Academic honesty in groupwork
Plagiarism and academic dishonesty in groupwork can be reduced by task design and tuition.
- Problems arise most commonly from free-riding which leads to unacceptable inequality in sharing the workload.
- Students may be unclear about what constitutes academic dishonesty in groupwork or why e.g. free-riding is an issue of academic honesty.
- Talking to students about group work honesty in class helps to form common understanding. This reduces unintentional dishonesty and motivates towards honest practice.
- It is helpful to be clear from the beginning how group members will be treated if plagiarism or other types of dishonesty are found.
- Introduction of individual accountability through reading reports, individual portfolios, learning journals, or knowledge tests reduces unequal contributions.
Academic honesty is important. Groupwork is fluid in its nature and it is natural to have confusion about what academic honesty means in different contexts.

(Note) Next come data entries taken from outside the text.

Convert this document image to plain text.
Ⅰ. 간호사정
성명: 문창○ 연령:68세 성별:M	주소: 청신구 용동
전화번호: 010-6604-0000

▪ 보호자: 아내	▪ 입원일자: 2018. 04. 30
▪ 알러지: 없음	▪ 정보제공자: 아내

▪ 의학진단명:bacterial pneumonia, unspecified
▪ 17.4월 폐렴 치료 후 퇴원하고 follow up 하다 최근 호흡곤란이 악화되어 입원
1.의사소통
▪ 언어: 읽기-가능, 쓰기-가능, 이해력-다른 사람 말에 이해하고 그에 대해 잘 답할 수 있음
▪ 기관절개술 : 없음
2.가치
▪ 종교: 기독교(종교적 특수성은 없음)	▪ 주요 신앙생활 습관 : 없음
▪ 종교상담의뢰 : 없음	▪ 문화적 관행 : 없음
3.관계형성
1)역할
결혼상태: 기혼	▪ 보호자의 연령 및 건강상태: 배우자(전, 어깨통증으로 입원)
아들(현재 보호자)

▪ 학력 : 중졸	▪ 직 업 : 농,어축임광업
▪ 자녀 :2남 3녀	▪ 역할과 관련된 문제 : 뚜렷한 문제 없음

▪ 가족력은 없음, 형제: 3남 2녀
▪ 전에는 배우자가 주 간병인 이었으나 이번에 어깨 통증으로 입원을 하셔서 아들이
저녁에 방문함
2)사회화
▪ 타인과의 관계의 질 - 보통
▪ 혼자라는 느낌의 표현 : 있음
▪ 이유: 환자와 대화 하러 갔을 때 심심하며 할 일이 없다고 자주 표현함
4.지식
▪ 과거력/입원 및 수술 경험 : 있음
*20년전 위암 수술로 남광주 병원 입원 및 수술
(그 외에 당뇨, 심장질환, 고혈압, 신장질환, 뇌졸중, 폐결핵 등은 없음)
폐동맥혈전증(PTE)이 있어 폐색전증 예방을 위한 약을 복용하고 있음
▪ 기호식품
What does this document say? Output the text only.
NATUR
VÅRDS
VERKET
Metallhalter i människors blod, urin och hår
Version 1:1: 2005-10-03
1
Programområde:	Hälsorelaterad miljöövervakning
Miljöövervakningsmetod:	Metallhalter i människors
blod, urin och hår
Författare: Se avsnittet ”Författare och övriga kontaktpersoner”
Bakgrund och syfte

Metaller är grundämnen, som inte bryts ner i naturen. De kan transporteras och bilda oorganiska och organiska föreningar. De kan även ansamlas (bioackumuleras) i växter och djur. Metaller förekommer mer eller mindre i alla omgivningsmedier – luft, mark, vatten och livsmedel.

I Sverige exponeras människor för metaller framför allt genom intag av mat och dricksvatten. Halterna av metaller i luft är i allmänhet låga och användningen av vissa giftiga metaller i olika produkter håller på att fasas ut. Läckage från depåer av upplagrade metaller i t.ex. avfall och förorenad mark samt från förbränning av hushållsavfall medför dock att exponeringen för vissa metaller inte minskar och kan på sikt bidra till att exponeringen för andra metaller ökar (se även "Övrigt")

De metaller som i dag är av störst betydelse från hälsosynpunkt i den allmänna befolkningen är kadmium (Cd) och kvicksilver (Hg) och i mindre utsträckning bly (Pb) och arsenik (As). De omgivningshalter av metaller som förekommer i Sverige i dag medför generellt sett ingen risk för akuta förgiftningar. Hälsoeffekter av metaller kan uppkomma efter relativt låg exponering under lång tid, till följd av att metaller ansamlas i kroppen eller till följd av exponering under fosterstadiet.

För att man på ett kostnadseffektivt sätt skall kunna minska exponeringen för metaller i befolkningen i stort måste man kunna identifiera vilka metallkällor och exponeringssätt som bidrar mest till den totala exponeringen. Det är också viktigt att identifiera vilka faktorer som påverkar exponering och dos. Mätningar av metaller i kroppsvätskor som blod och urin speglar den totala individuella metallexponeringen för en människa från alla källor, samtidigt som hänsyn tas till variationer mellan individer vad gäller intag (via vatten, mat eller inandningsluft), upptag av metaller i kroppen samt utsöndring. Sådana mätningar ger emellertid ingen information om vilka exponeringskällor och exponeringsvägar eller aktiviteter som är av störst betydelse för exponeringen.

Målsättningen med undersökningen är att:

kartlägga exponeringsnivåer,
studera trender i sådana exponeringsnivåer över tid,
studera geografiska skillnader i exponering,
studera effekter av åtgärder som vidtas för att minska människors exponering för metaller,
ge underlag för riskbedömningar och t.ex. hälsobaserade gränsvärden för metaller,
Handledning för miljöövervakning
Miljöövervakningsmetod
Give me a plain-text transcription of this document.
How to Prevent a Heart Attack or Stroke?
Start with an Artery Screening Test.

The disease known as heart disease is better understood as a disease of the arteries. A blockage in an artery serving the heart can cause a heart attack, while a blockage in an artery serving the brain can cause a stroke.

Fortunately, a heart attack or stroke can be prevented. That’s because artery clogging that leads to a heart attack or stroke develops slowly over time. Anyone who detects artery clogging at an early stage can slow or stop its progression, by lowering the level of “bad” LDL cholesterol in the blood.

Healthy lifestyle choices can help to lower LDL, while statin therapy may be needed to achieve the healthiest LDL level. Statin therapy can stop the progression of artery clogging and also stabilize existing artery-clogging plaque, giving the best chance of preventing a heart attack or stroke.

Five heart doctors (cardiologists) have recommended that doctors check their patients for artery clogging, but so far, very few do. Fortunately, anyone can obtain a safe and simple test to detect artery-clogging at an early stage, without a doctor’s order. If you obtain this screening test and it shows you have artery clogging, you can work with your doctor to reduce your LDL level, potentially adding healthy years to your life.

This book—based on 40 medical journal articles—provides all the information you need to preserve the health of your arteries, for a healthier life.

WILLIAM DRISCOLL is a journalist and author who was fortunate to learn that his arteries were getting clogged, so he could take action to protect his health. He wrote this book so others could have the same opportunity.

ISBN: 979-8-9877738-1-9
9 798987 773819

Everyone benefits when students are not caught in unintentional dishonesty or plagiarism because they know what is expected of them.
Clearly outlining appropriate practice allows for students to make decisions to maintain honesty. This encourages the development of their intellectual autonomy.
Assignments designed to reduce the opportunities to carry them dishonesty are often good assignments for learning as well delivering better results for both staff and students.
- Discussion with students about good group work skills can include reflection on free-riding. The student reflection can be guided to include that an assessed piece of work should fairly and accurately reflect the abilities of students who claim the work as their own. If students who have not contributed to group work and gain the same mark as those who have, the marks would no longer represent true description of students' abilities.
- Stating general guidelines for honest groupwork can include:
- The group may choose to give different types of tasks to each member as long as each individual contribution is of equal effort.
- You should discuss details of the assessment task only with members of your own group.
- You can share all material within your own group, but should not acquire or use materials prepared by students in other groups.
- Consider asking groups to make a specific decision together and provide supportive evidence or decision-making process as their assignment. This reduces the possibility of dividing groupwork task unequally into discrete components.
- Bring at least some group work into class. This is particularly important at the beginning of a group task. In-class time diminishes the obstacles of finding shared meeting times and brings groupwork into the public sphere. This will in turn reduce free-riding.
- Introduce individual accountability through reading reports, individual portfolios, learning journals, or knowledge tests. This reduces unequal contributions.